The usefulness and credibility of these schemes is in jeopardy if they do not effectively constrain variability and trends in transport. ACOM researchers have recently finished an extensive project in which they varied the specified dynamics scheme meteorology frequency (how often the reference meteorology is updated) and nudging timescale (how hard the meteorology is nudged) in the new 110-level version of WACCM6. These were “perfect” tests, in which WACCM6 was nudged to its own output. This eliminates any ambiguity so that all errors in circulation and transport can be directly attributed to the nudging scheme.
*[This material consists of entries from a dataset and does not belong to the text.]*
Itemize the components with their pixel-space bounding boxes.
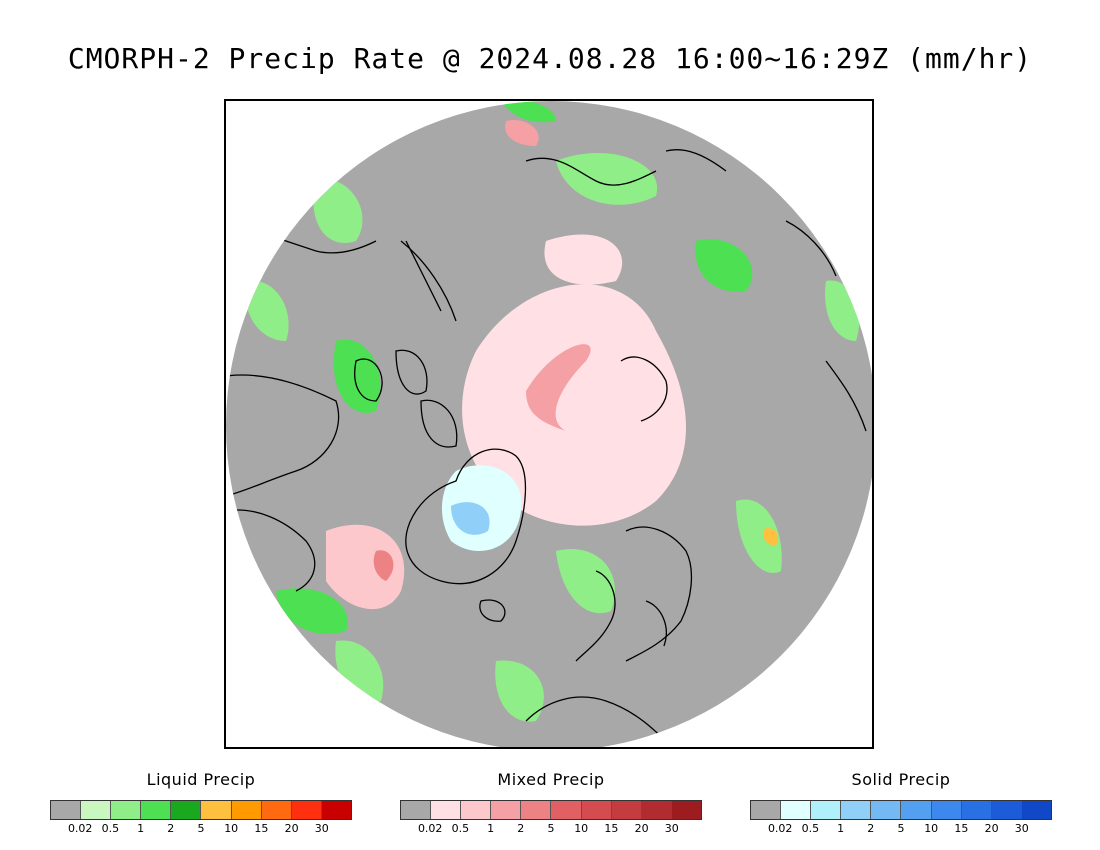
colorbar-swatch <box>291 801 322 819</box>
colorbar-tick-label: 5 <box>547 822 555 835</box>
liquid-precip-cell-orange <box>763 528 779 546</box>
colorbar-swatch <box>521 801 552 819</box>
legend-mixed: Mixed Precip 0.02 0.5 1 2 5 10 15 20 30 <box>400 770 702 836</box>
liquid-precip-region-1 <box>501 101 556 123</box>
liquid-precip-region-9 <box>276 588 348 635</box>
precip-map <box>224 99 874 749</box>
colorbar-tick-label: 2 <box>167 822 175 835</box>
mixed-precip-region-siberia <box>544 234 623 285</box>
liquid-precip-region-2 <box>556 153 658 205</box>
colorbar-tick-label: 5 <box>197 822 205 835</box>
colorbar-tick-label: 5 <box>897 822 905 835</box>
colorbar-tick-label: 1 <box>837 822 845 835</box>
colorbar-tick-label: 0.5 <box>101 822 120 835</box>
colorbar-tick-label: 10 <box>924 822 939 835</box>
mixed-precip-band <box>526 344 591 431</box>
colorbar-tick-label: 10 <box>574 822 589 835</box>
colorbar-swatch <box>461 801 492 819</box>
coastlines <box>226 149 867 747</box>
liquid-precip-region-5 <box>245 280 289 341</box>
liquid-precip-region-7 <box>736 499 782 573</box>
colorbar-ticks: 0.02 0.5 1 2 5 10 15 20 30 <box>750 822 1052 836</box>
colorbar-tick-label: 15 <box>254 822 269 835</box>
colorbar-swatch <box>611 801 642 819</box>
colorbar-tick-label: 30 <box>314 822 329 835</box>
colorbar-tick-label: 15 <box>954 822 969 835</box>
colorbar <box>750 800 1052 820</box>
colorbar-swatch <box>431 801 462 819</box>
colorbar-swatch <box>81 801 112 819</box>
colorbar-swatch <box>321 801 351 819</box>
colorbar-swatch <box>401 801 432 819</box>
colorbar-swatch <box>901 801 932 819</box>
liquid-precip-region-8 <box>556 549 615 614</box>
colorbar-swatch <box>171 801 202 819</box>
legend-liquid: Liquid Precip 0.02 0.5 1 2 5 10 15 20 30 <box>50 770 352 836</box>
polar-map-canvas <box>226 101 872 747</box>
colorbar <box>400 800 702 820</box>
colorbar-swatch <box>961 801 992 819</box>
colorbar-swatch <box>931 801 962 819</box>
colorbar-tick-label: 0.02 <box>417 822 443 835</box>
colorbar-swatch <box>231 801 262 819</box>
colorbar-tick-label: 20 <box>984 822 999 835</box>
colorbar-ticks: 0.02 0.5 1 2 5 10 15 20 30 <box>400 822 702 836</box>
colorbar-tick-label: 30 <box>1014 822 1029 835</box>
mixed-precip-cell-1 <box>373 550 394 581</box>
mixed-precip-region-greenland <box>326 524 405 610</box>
colorbar-swatch <box>751 801 782 819</box>
colorbar-swatch <box>841 801 872 819</box>
mixed-precip-cell-2 <box>505 120 539 146</box>
colorbar-swatch <box>261 801 292 819</box>
colorbar-tick-label: 2 <box>517 822 525 835</box>
liquid-precip-region-11 <box>495 660 544 722</box>
liquid-precip-region-3 <box>313 179 363 243</box>
legend-solid: Solid Precip 0.02 0.5 1 2 5 10 15 20 30 <box>750 770 1052 836</box>
legend-title: Mixed Precip <box>497 770 605 789</box>
colorbar-tick-label: 20 <box>634 822 649 835</box>
colorbar-tick-label: 0.02 <box>67 822 93 835</box>
colorbar-tick-label: 30 <box>664 822 679 835</box>
colorbar-swatch <box>111 801 142 819</box>
colorbar-swatch <box>551 801 582 819</box>
colorbar-swatch <box>51 801 82 819</box>
liquid-precip-region-4 <box>333 339 381 413</box>
colorbar-swatch <box>991 801 1022 819</box>
liquid-precip-region-6 <box>695 239 753 292</box>
colorbar-tick-label: 15 <box>604 822 619 835</box>
solid-precip-core <box>451 502 490 535</box>
map-title: CMORPH-2 Precip Rate @ 2024.08.28 16:00~… <box>67 42 1033 75</box>
precip-field <box>226 101 867 747</box>
colorbar-tick-label: 0.5 <box>451 822 470 835</box>
colorbar-ticks: 0.02 0.5 1 2 5 10 15 20 30 <box>50 822 352 836</box>
colorbar-tick-label: 1 <box>137 822 145 835</box>
colorbar-swatch <box>871 801 902 819</box>
colorbar-tick-label: 0.5 <box>801 822 820 835</box>
colorbar-tick-label: 10 <box>224 822 239 835</box>
colorbar-swatch <box>581 801 612 819</box>
mixed-precip-region-east <box>586 415 672 481</box>
colorbar-swatch <box>1021 801 1051 819</box>
colorbar-swatch <box>671 801 701 819</box>
colorbar-swatch <box>201 801 232 819</box>
legend-title: Solid Precip <box>851 770 951 789</box>
colorbar-tick-label: 1 <box>487 822 495 835</box>
colorbar-swatch <box>781 801 812 819</box>
colorbar-swatch <box>141 801 172 819</box>
colorbar <box>50 800 352 820</box>
colorbar-swatch <box>641 801 672 819</box>
colorbar-tick-label: 0.02 <box>767 822 793 835</box>
colorbar-tick-label: 20 <box>284 822 299 835</box>
legend-title: Liquid Precip <box>146 770 256 789</box>
colorbar-swatch <box>811 801 842 819</box>
colorbar-swatch <box>491 801 522 819</box>
colorbar-tick-label: 2 <box>867 822 875 835</box>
Variations in both of these parameters can induce mean biases and substantial errors in the variability of convection, the circulation, and in tracers like ozone and carbon monoxide. The circulation integrates tracer errors and accumulates them at the end of major transport pathways, leading to especially large errors in the upper-troposphere/lower-stratosphere and in the polar stratosphere. While errors in the circulation asymptote toward zero when the nudging parameters are carefully selected, tracer errors generally do not. We believe that developing a more sophisticated nudging scheme that is convection-aware and able to adjust its parameters on the fly could lead to further reductions in tracer error.
References
Davis, N. A., Davis, S. M., Portmann, R. W., Ray, E., Rosenlof, K. H., and Yu, P., A comprehensive assessment of tropical stratospheric upwelling in the specified dynamics Community Earth System Model 1.2.2 - Whole Atmosphere Community Climate Model (CESM (WACCM)), Geosci. Model Dev., 13, 717-734, https://doi.org/10.5194/gmd-13-717-2020, 2020.
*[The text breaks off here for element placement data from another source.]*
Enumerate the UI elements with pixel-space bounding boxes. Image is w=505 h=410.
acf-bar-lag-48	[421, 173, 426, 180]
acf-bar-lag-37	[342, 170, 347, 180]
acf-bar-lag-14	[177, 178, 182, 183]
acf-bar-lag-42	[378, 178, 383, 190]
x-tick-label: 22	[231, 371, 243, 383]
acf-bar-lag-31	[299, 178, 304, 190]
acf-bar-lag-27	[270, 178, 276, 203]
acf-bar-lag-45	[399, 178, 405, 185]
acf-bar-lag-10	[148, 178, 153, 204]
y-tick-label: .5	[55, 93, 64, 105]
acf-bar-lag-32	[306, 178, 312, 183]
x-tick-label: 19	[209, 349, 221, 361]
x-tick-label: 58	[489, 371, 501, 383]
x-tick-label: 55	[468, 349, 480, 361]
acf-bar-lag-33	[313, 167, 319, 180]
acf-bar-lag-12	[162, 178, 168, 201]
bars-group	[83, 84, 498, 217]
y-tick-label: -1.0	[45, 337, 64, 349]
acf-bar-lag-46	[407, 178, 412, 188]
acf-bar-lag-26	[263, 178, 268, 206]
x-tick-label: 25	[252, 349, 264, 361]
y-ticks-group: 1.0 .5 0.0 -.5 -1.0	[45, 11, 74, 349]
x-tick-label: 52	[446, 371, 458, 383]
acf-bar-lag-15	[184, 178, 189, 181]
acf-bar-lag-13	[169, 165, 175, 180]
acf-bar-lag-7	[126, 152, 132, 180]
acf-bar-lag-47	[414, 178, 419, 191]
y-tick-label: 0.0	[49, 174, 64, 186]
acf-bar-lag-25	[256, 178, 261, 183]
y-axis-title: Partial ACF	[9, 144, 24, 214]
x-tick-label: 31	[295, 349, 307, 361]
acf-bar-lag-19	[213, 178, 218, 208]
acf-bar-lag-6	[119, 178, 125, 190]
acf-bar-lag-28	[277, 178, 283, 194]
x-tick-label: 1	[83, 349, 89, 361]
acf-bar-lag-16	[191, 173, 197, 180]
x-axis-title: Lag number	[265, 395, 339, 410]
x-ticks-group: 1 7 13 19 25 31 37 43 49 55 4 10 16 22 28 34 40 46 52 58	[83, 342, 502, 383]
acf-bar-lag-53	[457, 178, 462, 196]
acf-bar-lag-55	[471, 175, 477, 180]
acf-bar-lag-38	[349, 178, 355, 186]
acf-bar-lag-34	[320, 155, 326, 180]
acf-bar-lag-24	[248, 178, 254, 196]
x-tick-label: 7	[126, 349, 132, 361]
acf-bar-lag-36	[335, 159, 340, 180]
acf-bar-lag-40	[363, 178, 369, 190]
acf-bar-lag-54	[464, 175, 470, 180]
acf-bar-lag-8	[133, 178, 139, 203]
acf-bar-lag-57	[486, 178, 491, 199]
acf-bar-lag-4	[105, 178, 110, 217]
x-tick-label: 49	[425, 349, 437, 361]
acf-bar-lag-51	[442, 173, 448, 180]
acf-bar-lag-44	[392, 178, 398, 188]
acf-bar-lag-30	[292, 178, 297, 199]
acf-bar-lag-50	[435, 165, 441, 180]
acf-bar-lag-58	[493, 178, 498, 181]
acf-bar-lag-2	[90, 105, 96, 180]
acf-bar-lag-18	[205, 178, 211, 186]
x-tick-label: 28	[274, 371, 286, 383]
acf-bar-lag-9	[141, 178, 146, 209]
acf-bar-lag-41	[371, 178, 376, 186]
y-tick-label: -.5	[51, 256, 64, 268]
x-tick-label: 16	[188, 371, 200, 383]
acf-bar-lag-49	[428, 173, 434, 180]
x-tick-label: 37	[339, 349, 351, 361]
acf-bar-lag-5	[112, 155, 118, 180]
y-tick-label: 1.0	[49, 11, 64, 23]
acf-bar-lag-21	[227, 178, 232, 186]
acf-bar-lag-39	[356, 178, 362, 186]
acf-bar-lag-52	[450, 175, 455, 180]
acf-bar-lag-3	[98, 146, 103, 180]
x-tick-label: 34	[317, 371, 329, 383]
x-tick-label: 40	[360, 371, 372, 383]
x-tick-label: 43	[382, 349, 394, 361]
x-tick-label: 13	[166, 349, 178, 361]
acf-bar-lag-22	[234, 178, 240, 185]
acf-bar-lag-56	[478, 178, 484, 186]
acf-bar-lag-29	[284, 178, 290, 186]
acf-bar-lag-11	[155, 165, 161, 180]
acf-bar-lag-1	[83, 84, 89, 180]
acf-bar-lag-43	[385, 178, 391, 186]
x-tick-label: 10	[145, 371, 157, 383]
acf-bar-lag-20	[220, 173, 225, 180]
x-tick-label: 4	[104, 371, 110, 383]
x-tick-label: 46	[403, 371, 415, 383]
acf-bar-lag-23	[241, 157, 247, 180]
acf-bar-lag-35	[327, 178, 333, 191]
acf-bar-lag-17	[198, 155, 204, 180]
Davis, N. A., Callaghan, P., Kinnison, D., Simpson, I. R., and Tilmes, S. S., The impact of specified dynamics schemes on wave-mean flow dynamics, convection, and chemical transport in CESM2 (WACCM6), Atmos. Chem. Phys., to be submitted.
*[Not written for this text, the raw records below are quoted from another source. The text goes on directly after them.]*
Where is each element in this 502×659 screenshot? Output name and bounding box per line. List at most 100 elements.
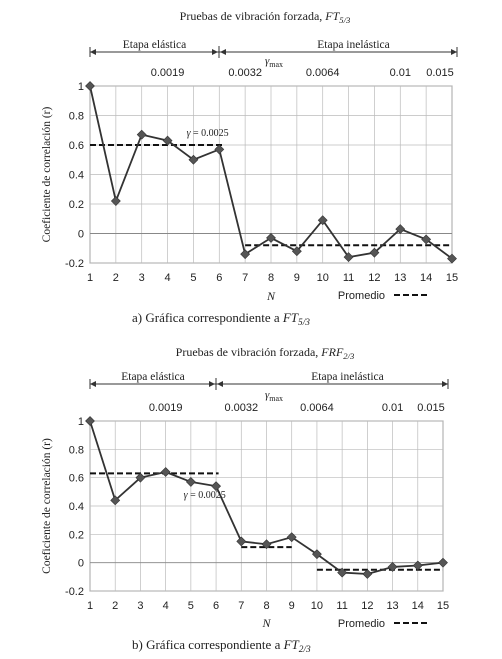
data-point [160, 467, 171, 477]
x-tick-label: 7 [238, 600, 244, 612]
y-tick-label: 0.2 [69, 529, 84, 541]
x-tick-label: 5 [188, 600, 194, 612]
gamma-annotation: γ = 0.0025 [187, 128, 229, 139]
chart-caption: b) Gráfica correspondiente a FT2/3 [132, 637, 311, 655]
legend-label: Promedio [338, 290, 385, 302]
y-tick-label: 0.2 [69, 199, 84, 211]
stage-elastic-label: Etapa elástica [121, 371, 185, 383]
chart-1: Etapa elástica Etapa inelástica γmax 0.0019… [41, 39, 458, 328]
x-axis-label: N [261, 616, 271, 630]
x-tick-label: 15 [437, 600, 449, 612]
y-tick-label: 0 [78, 558, 84, 570]
y-tick-label: 1 [78, 416, 84, 428]
x-axis-label: N [266, 289, 276, 303]
x-tick-label: 6 [216, 272, 222, 284]
data-point [162, 135, 173, 146]
data-point [395, 224, 406, 234]
gamma-tick-label: 0.0032 [228, 67, 262, 79]
stage-arrows [89, 378, 449, 390]
x-tick-label: 12 [368, 272, 380, 284]
data-point [240, 249, 251, 260]
data-point [369, 247, 380, 258]
y-tick-label: -0.2 [65, 258, 84, 270]
x-tick-label: 3 [139, 272, 145, 284]
gamma-tick-label: 0.015 [417, 402, 445, 414]
data-point [110, 196, 121, 206]
x-tick-label: 13 [394, 272, 406, 284]
x-tick-label: 9 [289, 600, 295, 612]
x-tick-label: 4 [163, 600, 169, 612]
y-tick-label: -0.2 [65, 586, 84, 598]
x-tick-label: 2 [113, 272, 119, 284]
y-tick-label: 0 [78, 229, 84, 241]
data-point [85, 416, 95, 426]
x-tick-label: 12 [361, 600, 373, 612]
stage-arrows [89, 46, 458, 58]
data-point [421, 234, 432, 245]
x-tick-label: 14 [420, 272, 432, 284]
y-tick-label: 0.6 [69, 473, 84, 485]
data-point [135, 472, 146, 483]
x-tick-label: 5 [190, 272, 196, 284]
x-tick-label: 10 [311, 600, 323, 612]
data-point [85, 81, 95, 91]
chart-caption: a) Gráfica correspondiente a FT5/3 [132, 310, 310, 328]
y-tick-label: 0.6 [69, 140, 84, 152]
y-tick-label: 0.4 [69, 170, 84, 182]
gamma-tick-label: 0.0032 [224, 402, 258, 414]
x-tick-label: 11 [336, 600, 347, 612]
stage-inelastic-label: Etapa inelástica [317, 39, 389, 51]
data-point [211, 481, 221, 492]
data-point [438, 557, 448, 568]
chart-title: Pruebas de vibración forzada, FT5/3 [180, 9, 351, 25]
gamma-tick-label: 0.01 [382, 402, 403, 414]
x-tick-label: 8 [263, 600, 269, 612]
x-tick-label: 6 [213, 600, 219, 612]
stage-inelastic-label: Etapa inelástica [311, 371, 383, 383]
x-tick-label: 2 [112, 600, 118, 612]
x-tick-label: 10 [317, 272, 329, 284]
data-point [343, 252, 354, 263]
data-point [261, 539, 272, 550]
y-tick-label: 0.8 [69, 444, 84, 456]
gamma-tick-label: 0.015 [426, 67, 454, 79]
y-axis-label: Coeficiente de correlación (r) [41, 106, 53, 242]
x-tick-label: 14 [412, 600, 424, 612]
data-point [387, 561, 398, 572]
x-tick-label: 7 [242, 272, 248, 284]
legend-label: Promedio [338, 618, 385, 630]
gamma-tick-label: 0.0019 [149, 402, 183, 414]
y-tick-label: 0.8 [69, 111, 84, 123]
data-point [362, 569, 373, 579]
gamma-max-label: γmax [265, 55, 283, 69]
x-tick-label: 9 [294, 272, 300, 284]
y-tick-label: 0.4 [69, 501, 84, 513]
x-tick-label: 1 [87, 272, 93, 284]
data-point [286, 532, 297, 543]
chart-title: Pruebas de vibración forzada, FRF2/3 [176, 345, 355, 361]
data-point [337, 567, 348, 578]
gamma-max-label: γmax [265, 389, 283, 403]
stage-elastic-label: Etapa elástica [123, 39, 187, 51]
gamma-tick-label: 0.0019 [151, 67, 185, 79]
data-point [136, 129, 147, 140]
data-point [447, 253, 457, 264]
data-point [188, 154, 199, 165]
data-point [185, 476, 196, 487]
x-tick-label: 3 [137, 600, 143, 612]
gamma-tick-label: 0.0064 [300, 402, 334, 414]
x-tick-label: 8 [268, 272, 274, 284]
data-point [317, 215, 328, 226]
y-axis-label: Coeficiente de correlación (r) [41, 438, 53, 574]
x-tick-label: 15 [446, 272, 458, 284]
data-point [412, 560, 423, 571]
chart-2: Etapa elástica Etapa inelástica γmax 0.0019… [41, 371, 449, 655]
data-point [110, 495, 121, 506]
data-point [214, 144, 225, 155]
x-tick-label: 11 [343, 272, 354, 284]
y-tick-label: 1 [78, 81, 84, 93]
x-tick-label: 4 [165, 272, 171, 284]
data-point [291, 246, 302, 257]
x-tick-label: 1 [87, 600, 93, 612]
Orbe, C., Plummer, D. A., Waugh, D. W., Yang, H., Jöckel, P., Kinnison, D. E., Josse, B., Marecal, V., Deushi, M., Abraham, N. L., Archibald, A. T., Chipperfield, M. P., Dhomse, S., Feng, W., and Bekki, S.: Description and Evaluation of the specified-dynamics experiment in the Chemistry-Climate Model Initiative , Atmos. Chem. Phys., 20, 3809–3840, https://doi.org/10.5194/acp-20-3809-2020, 2020.